I was not one of those girls who can't wait to shave their legs and beg their mothers to let them do it. Actually, I don't even think the idea ever entered my mind. It was my mom who brought it up to me, and I remember the exact day that it happened. I was in the seventh grade and wearing my St. Francis Saints Cheerleading uniform for the first time. It was ultra-chic--a white sweater with big puffed sleeves and a white polyester skirt with blue and gold peeking out of the darts. My squad was going to a competition at the local mall, and before leaving, my mom casually mentioned, "Would you like to shave your legs before we go?"
I replied with something to the effect of, "Ummm, no. I'm good."
Probably not wanting me to be embarrassed by my woolly mammoth legs, my mom prodded further, "Why don't we; I think it would look nicer." I relented, but, let me tell you, I was not happy about it. It was just the start of an annoying habit that I would have to keep up with for the rest of my life.
Oh, believe me, I have looked into ways to avoid this, but the electrolysis is a bit pricey, and I can't fit regular leg waxings into my schedule. There was a time when I was in high school that I found a home waxing kit in our bathroom that belonged to my mom. It said on the box that your leg hair didn't grow back as fast after waxing.

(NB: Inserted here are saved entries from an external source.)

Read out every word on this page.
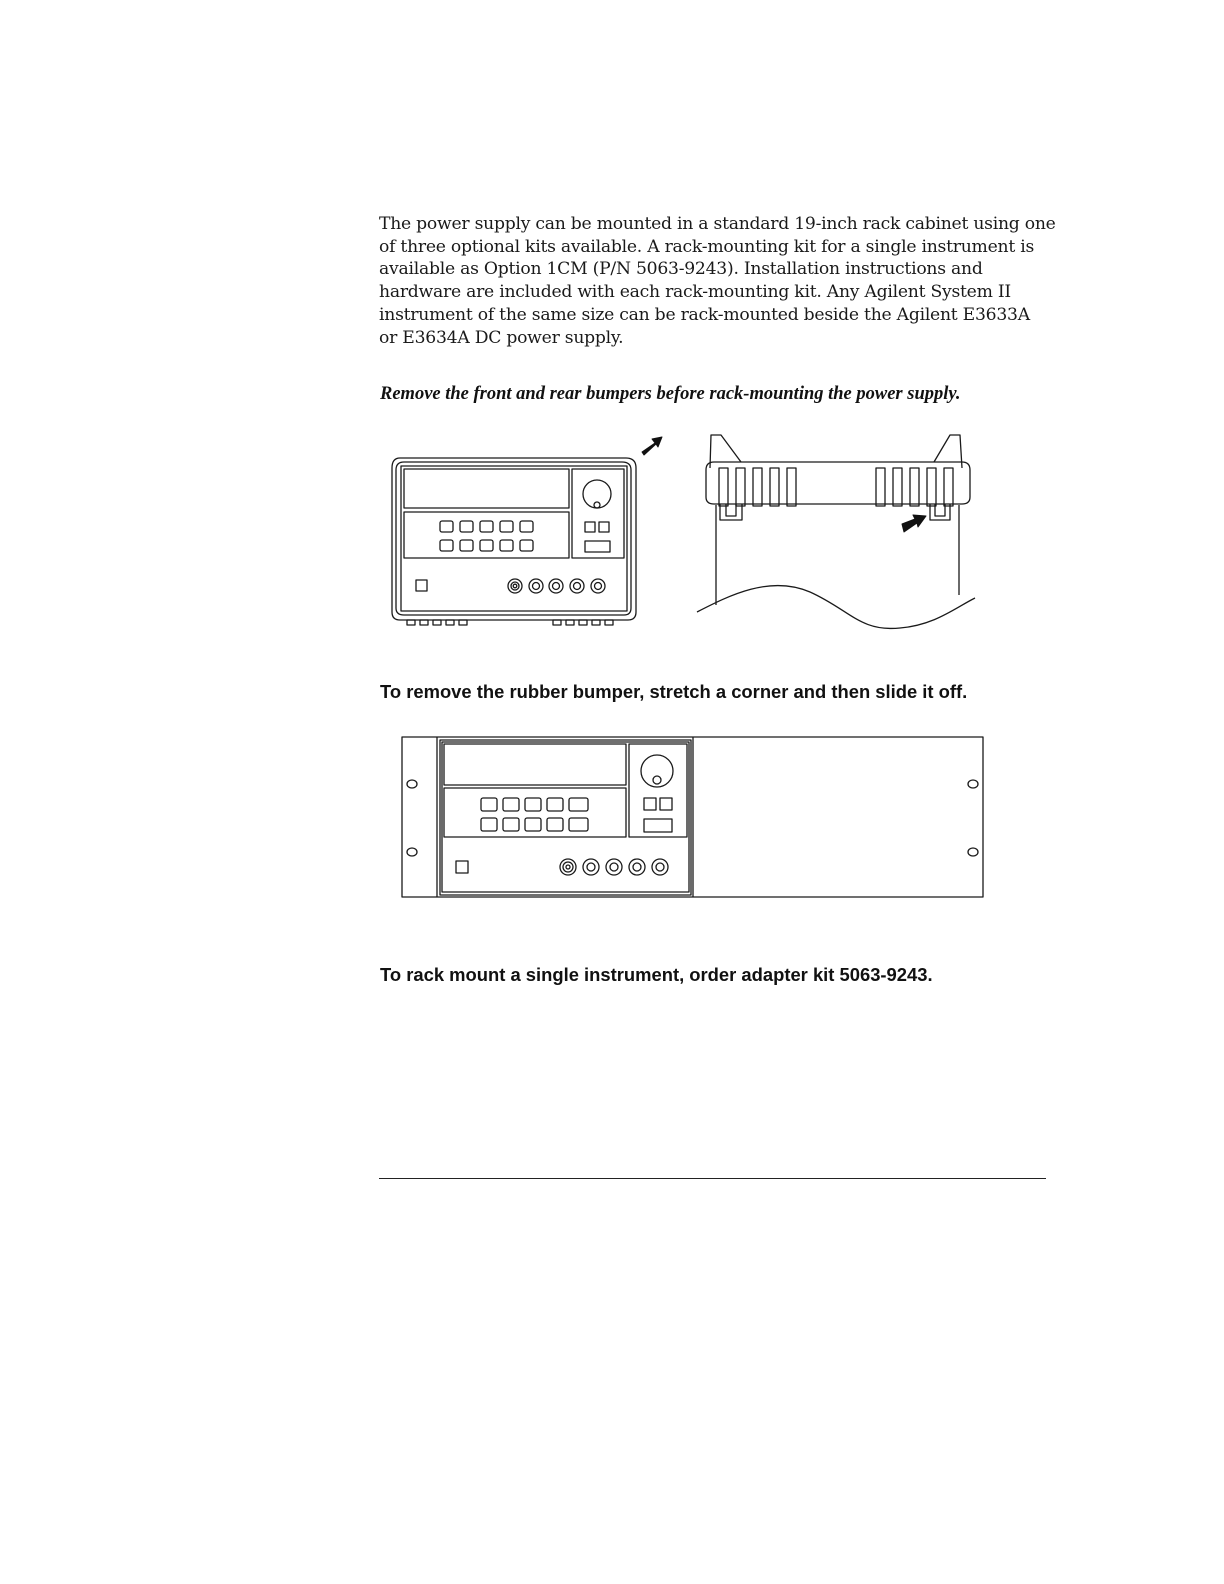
The power supply can be mounted in a standard 19-inch rack cabinet using one
of three optional kits available. A rack-mounting kit for a single instrument is
available as Option 1CM (P/N 5063-9243). Installation instructions and
hardware are included with each rack-mounting kit. Any Agilent System II
instrument of the same size can be rack-mounted beside the Agilent E3633A
or E3634A DC power supply.

Remove the front and rear bumpers before rack-mounting the power supply.

To remove the rubber bumper, stretch a corner and then slide it off.

To rack mount a single instrument, order adapter kit 5063-9243.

Perfect! It also said that your leg hair had to be a certain length for the waxing technique to be successful. Again, perfect! I used that as an excuse to not shave my legs for the next month (did I mention this was in the summer?) I knew it had gotten pretty bad when a bunch of my friends and I had to pile into someone's car for a trip to the movies, and no one wanted to sit by me...for fear of getting scratched by my leg hair. And, I never did get around to using the waxing kit.
I'm also pretty sure that my anti-shaving feelings are directly linked to the invention of that glitter lotion that was so popular in the 90s. During my freshman year I was on the football cheerleading squad, and there was a streak of cold weather that season that left us wearing our warm-up pants at games. I, of course, used this as a justification for not shaving my legs for several weeks. But this caught up to me when I showed up for a game and found out that we were back to wearing the skirts--and there was no time to run home to shave my legs. That night, my blonde leg hair glistened under the bright stadium lights, creating a lovely shimmer. I'm certain that some spectator with an entrepreneurial spirit noticed and sold the idea off to Bath and Body Works. My leg hair is probably entitled to millions of dollars of profit!
As much as I complain about shaving my legs, I still (begrudgingly) do it. Okay, so there was that one time in the winter when my leg hair got so long as to incur static electricity, but that was just once. And, I'm always surprised by how little time it actually takes, which kind of makes my "I don't have time to do it" excuse invalid. Over the years I have come to terms with the fact that I must shave my legs for others, if not for myself. Because you don't want your family and friends jumping in alarm any time your leg happens to rub against them. There are enough rodents in the world to garner that reaction.